Speaking Truth to Power - My Alternative View
Author: P Chidambaram
Publisher: Rupa
Pages: 488
Price: Rs 595
India went through a gigantic transformation between 1991 and 1999 when Dr Manmohan Singh as the finance minister of the country brought in winds of change in the economy and opened it up. Global investments coming to India, the country opening its markets for investments and consumption changed lives of millions of Indians. One leader who was part of policy design and implementation during this phase was former Finance Minister and former Home Minister of India P Chidambaram.
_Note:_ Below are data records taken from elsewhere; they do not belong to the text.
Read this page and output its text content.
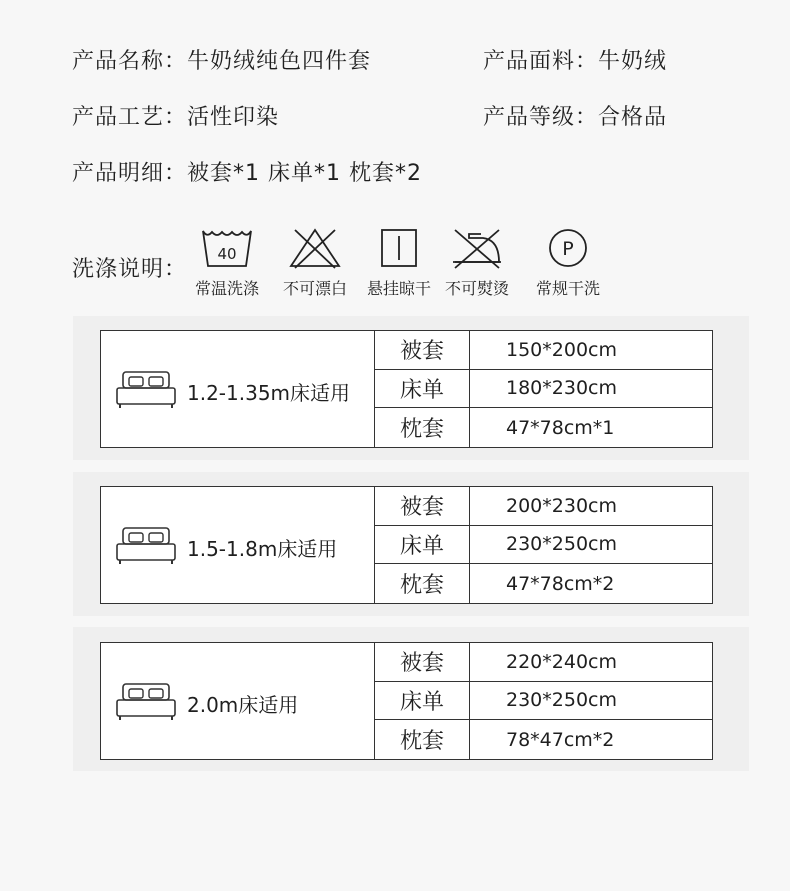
产品名称：牛奶绒纯色四件套	产品面料：牛奶绒
产品工艺：活性印染	产品等级：合格品
产品明细：被套*1 床单*1 枕套*2
洗涤说明：
40
常温洗涤	不可漂白	悬挂晾干 不可熨烫
P
常规干洗
1.2-1.35m床适用
被套	150*200cm
床单	180*230cm
枕套	47*78cm*1
1.5-1.8m床适用
被套	200*230cm
床单	230*250cm
枕套	47*78cm*2
2.0m床适用
被套	220*240cm
床单	230*250cm
枕套	78*47cm*2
With all this experience and insight, P Chidambaram now analyses what happened in the Indian economy in the last 14 to 16 months in his new book Speaking Truth to The Power.
Former President of India Pranab Mukherjee who writes the foreword to this book has described a lot about what demonetisation did to the country and praises Chidambaram a lot for his acumen.
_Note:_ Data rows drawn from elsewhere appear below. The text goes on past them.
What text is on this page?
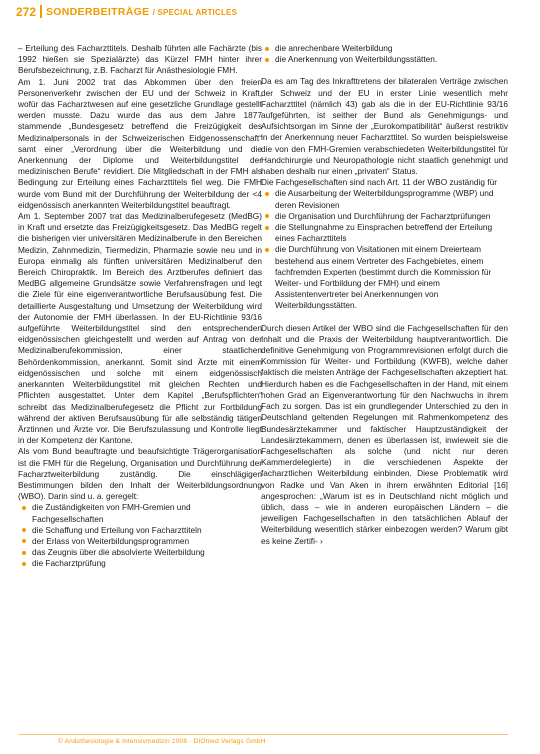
272 SONDERBEITRÄGE / SPECIAL ARTICLES

– Erteilung des Facharzttitels. Deshalb führten alle Fachärzte (bis 1992 hießen sie Spezialärzte) das Kürzel FMH hinter ihrer Berufsbezeichnung, z.B. Facharzt für Anästhesiologie FMH.

Am 1. Juni 2002 trat das Abkommen über den freien Personenverkehr zwischen der EU und der Schweiz in Kraft, wofür das Facharztwesen auf eine gesetzliche Grundlage gestellt werden musste. Dazu wurde das aus dem Jahre 1877 stammende „Bundesgesetz betreffend die Freizügigkeit des Medizinalpersonals in der Schweizerischen Eidgenossenschaft“ samt einer „Verordnung über die Weiterbildung und die Anerkennung der Diplome und Weiterbildungstitel der medizinischen Berufe“ revidiert. Die Mitgliedschaft in der FMH als Bedingung zur Erteilung eines Facharzttitels fiel weg. Die FMH wurde vom Bund mit der Durchführung der Weiterbildung der <4 eidgenössisch anerkannten Weiterbildungstitel beauftragt.

Am 1. September 2007 trat das Medizinalberufegesetz (MedBG) in Kraft und ersetzte das Freizügigkeitsgesetz. Das MedBG regelt die bisherigen vier universitären Medizinalberufe in den Bereichen Medizin, Zahnmedizin, Tiermedizin, Pharmazie sowie neu und in Europa einmalig als fünften universitären Medizinalberuf den Bereich Chiropraktik. Im Bereich des Arztberufes definiert das MedBG allgemeine Grundsätze sowie Verfahrensfragen und legt die Ziele für eine eigenverantwortliche Berufsausübung fest. Die detaillierte Ausgestaltung und Umsetzung der Weiterbildung wird der Autonomie der FMH überlassen. In der EU-Richtlinie 93/16 aufgeführte Weiterbildungstitel sind den entsprechenden eidgenössischen gleichgestellt und werden auf Antrag von der Medizinalberufekommission, einer staatlichen Behördenkommission, anerkannt. Somit sind Ärzte mit einem eidgenössischen und solche mit einem eidgenössisch anerkannten Weiterbildungstitel mit gleichen Rechten und Pflichten ausgestattet. Unter dem Kapitel „Berufspflichten“ schreibt das Medizinalberufegesetz die Pflicht zur Fortbildung während der aktiven Berufsausübung für alle selbständig tätigen Ärztinnen und Ärzte vor. Die Berufszulassung und Kontrolle liegt in der Kompetenz der Kantone.

Als vom Bund beauftragte und beaufsichtigte Trägerorganisation ist die FMH für die Regelung, Organisation und Durchführung der Facharztweiterbildung zuständig. Die einschlägigen Bestimmungen bilden den Inhalt der Weiterbildungsordnung (WBO). Darin sind u. a. geregelt:

die Zuständigkeiten von FMH-Gremien und Fachgesellschaften
die Schaffung und Erteilung von Facharzttiteln
der Erlass von Weiterbildungsprogrammen
das Zeugnis über die absolvierte Weiterbildung
die Facharztprüfung
die anrechenbare Weiterbildung
die Anerkennung von Weiterbildungsstätten.

Da es am Tag des Inkrafttretens der bilateralen Verträge zwischen der Schweiz und der EU in erster Linie wesentlich mehr Facharzttitel (nämlich 43) gab als die in der EU-Richtlinie 93/16 aufgeführten, ist seither der Bund als Genehmigungs- und Aufsichtsorgan im Sinne der „Eurokompatibilität“ äußerst restriktiv in der Anerkennung neuer Facharzttitel. So wurden beispielsweise die von den FMH-Gremien verabschiedeten Weiterbildungstitel für Handchirurgie und Neuropathologie nicht staatlich genehmigt und haben deshalb nur einen „privaten“ Status.

Die Fachgesellschaften sind nach Art. 11 der WBO zuständig für

die Ausarbeitung der Weiterbildungsprogramme (WBP) und deren Revisionen
die Organisation und Durchführung der Facharztprüfungen
die Stellungnahme zu Einsprachen betreffend der Erteilung eines Facharzttitels
die Durchführung von Visitationen mit einem Dreierteam bestehend aus einem Vertreter des Fachgebietes, einem fachfremden Experten (bestimmt durch die Kommission für Weiter- und Fortbildung der FMH) und einem Assistentenvertreter bei Anerkennungen von Weiterbildungsstätten.

Durch diesen Artikel der WBO sind die Fachgesellschaften für den Inhalt und die Praxis der Weiterbildung hauptverantwortlich. Die definitive Genehmigung von Programmrevisionen erfolgt durch die Kommission für Weiter- und Fortbildung (KWFB), welche daher faktisch die meisten Anträge der Fachgesellschaften akzeptiert hat. Hierdurch haben es die Fachgesellschaften in der Hand, mit einem hohen Grad an Eigenverantwortung für den Nachwuchs in ihrem Fach zu sorgen. Das ist ein grundlegender Unterschied zu den in Deutschland geltenden Regelungen mit Rahmenkompetenz des Bundesärztekammer und faktischer Hauptzuständigkeit der Landesärztekammern, denen es überlassen ist, inwieweit sie die Fachgesellschaften als solche (und nicht nur deren Kammerdelegierte) in die verschiedenen Aspekte der facharztlichen Weiterbildung einbinden. Diese Problematik wird von Radke und Van Aken in ihrem erwähnten Editorial [16] angesprochen: „Warum ist es in Deutschland nicht möglich und üblich, dass – wie in anderen europäischen Ländern – die jeweiligen Fachgesellschaften in den tatsächlichen Ablauf der Weiterbildung wesentlich stärker einbezogen werden? Warum gibt es keine Zertifi- ›

© Anästhesiologie & Intensivmedizin 2008 · DIOmed Verlags GmbH
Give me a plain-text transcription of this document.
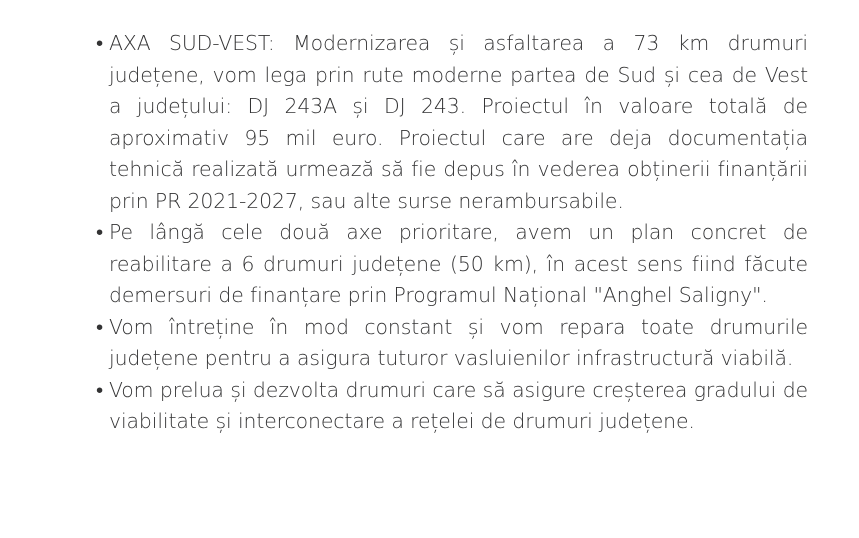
• AXA SUD-VEST: Modernizarea și asfaltarea a 73 km drumuri județene, vom lega prin rute moderne partea de Sud și cea de Vest a județului: DJ 243A și DJ 243. Proiectul în valoare totală de aproximativ 95 mil euro. Proiectul care are deja documentația tehnică realizată urmează să fie depus în vederea obținerii finanțării prin PR 2021-2027, sau alte surse nerambursabile.
• Pe lângă cele două axe prioritare, avem un plan concret de reabilitare a 6 drumuri județene (50 km), în acest sens fiind făcute demersuri de finanțare prin Programul Național "Anghel Saligny".
• Vom întreține în mod constant și vom repara toate drumurile județene pentru a asigura tuturor vasluienilor infrastructură viabilă.
• Vom prelua și dezvolta drumuri care să asigure creșterea gradului de viabilitate și interconectare a rețelei de drumuri județene.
Chidambaram says he has “written and written for 156 weeks”. And what he has written is substantiated with lots of data. Being a former finance minister who presented so many budgets of the country in the Lok Sabha, Chidambaram reflects the situation very vividly and in detail.
The examples he has given of how exports declined from $236 billion in 2014 to $216 in 2015 and then to $213 in 2016 before picking up a bit, throw light on what really happened to India’s vital export sector in the past two-four years.
One very interesting aspect of this book is Chidambaram adding the socio economic factors and giving hard-hitting examples of how the change in regime has hit a lot of people, especially in the rural areas of the country. He gives examples of how looking backwards and going traditional is affecting the social fabric.
The story of ‘a male student being rusticated from a school because he was seen giving a hug to a female student’ and many similar stories of moral policing throw light on what is happening in the socio political space in the country in the present dispensation.
One has to accept that P Chidambaram was a minister in the UPA rule for several years, continues to be a Congress leader and a prominent face of the opposition in the country, so his views and arguments will have a slight slant and tilt against the BJP and NDA government. But he has also tried to balance his arguments well by saying a few positive things about people like Dr Arvind Subramanian, the chief economic advisor to Modi government. He has also backed most of the arguments with solid data.
So as Pranab Mukherjee says, for the readers interested in issues beyond the realm of just figures, Chidambaram’s policy suggestions are worth reflecting on. We would say it’s an apt account of the economy’s downward spiral.